And that’s honestly it. That’s how you handle a Quest Giver. Figure out who they are, why they want the adventure done, how they will convince the PCs to do it, what resources they have to convince the PCs, what information they will volunteer, and what extra information they can give up. If you have all of that, you have the first scene of your game in a fun-to-interact-with, living, breathing representation of how alive and human and real your game world is.
All that remains is to discuss the Super Quest Givers that are Patrons.
Quest Givers Amped Up to Eleven
Most Quest Givers are bit players. If your D&D game was a TV show, they’d be the guest stars. They’d be the folks with (one episode) listed next to the character name on IMDB. But smart GMs are always looking for a way to bring back a guest star for another appearance. This week’s Quest Giver might be next week’s Informant, or last week’s Merchant. Recurring characters are a staple of drawing the players into the world and bringing it to life. It means the players get to know as a real place.
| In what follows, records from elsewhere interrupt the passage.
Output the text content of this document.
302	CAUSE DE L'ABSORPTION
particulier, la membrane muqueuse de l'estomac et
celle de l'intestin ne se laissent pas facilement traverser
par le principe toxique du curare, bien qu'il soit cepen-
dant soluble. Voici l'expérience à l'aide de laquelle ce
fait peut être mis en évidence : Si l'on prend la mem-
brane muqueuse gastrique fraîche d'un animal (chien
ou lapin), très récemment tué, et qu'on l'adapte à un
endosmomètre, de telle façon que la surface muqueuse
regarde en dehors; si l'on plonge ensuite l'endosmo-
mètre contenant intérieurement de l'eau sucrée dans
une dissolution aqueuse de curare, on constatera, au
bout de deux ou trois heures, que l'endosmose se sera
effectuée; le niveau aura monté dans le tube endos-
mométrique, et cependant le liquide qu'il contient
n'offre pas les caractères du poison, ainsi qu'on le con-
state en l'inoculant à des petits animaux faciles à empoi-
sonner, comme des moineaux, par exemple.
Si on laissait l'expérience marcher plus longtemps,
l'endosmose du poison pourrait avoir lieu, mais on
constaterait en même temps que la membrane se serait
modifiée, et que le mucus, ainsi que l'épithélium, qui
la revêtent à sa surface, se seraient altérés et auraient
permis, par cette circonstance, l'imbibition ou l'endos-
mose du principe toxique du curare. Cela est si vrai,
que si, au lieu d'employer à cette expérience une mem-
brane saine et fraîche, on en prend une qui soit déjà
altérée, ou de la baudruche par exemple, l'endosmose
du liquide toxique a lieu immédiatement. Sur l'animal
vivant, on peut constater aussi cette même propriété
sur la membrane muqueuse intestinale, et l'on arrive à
In essence, a Patron is simply a recurring Quest Giver. I hesitate to use the word Employer, though. Because there’s actually two different subtypes of Patron: Accidental Patrons and Employer Patrons. Most GMs don’t think of Accidental Patrons as Patrons at all. But I do. Because they have the same issues as Employer Patrons. And I’m way smarter than most GMs. So let’s get into it.
An Accidental Patron is a Quest Giver who keeps coming back to the PCs with more work. Basically, they are just a recurring Quest Giver. From a story standpoint, it makes sense that once the PCs do a good job for a Quest Giver, that NPC will come back to them with more work later. They can get stuff done. The PCs aren’t technically employees or servants or retainers of the Accidental Patron. They still do other work too. It’s just that this particular Quest Giver shows up every so often with another job.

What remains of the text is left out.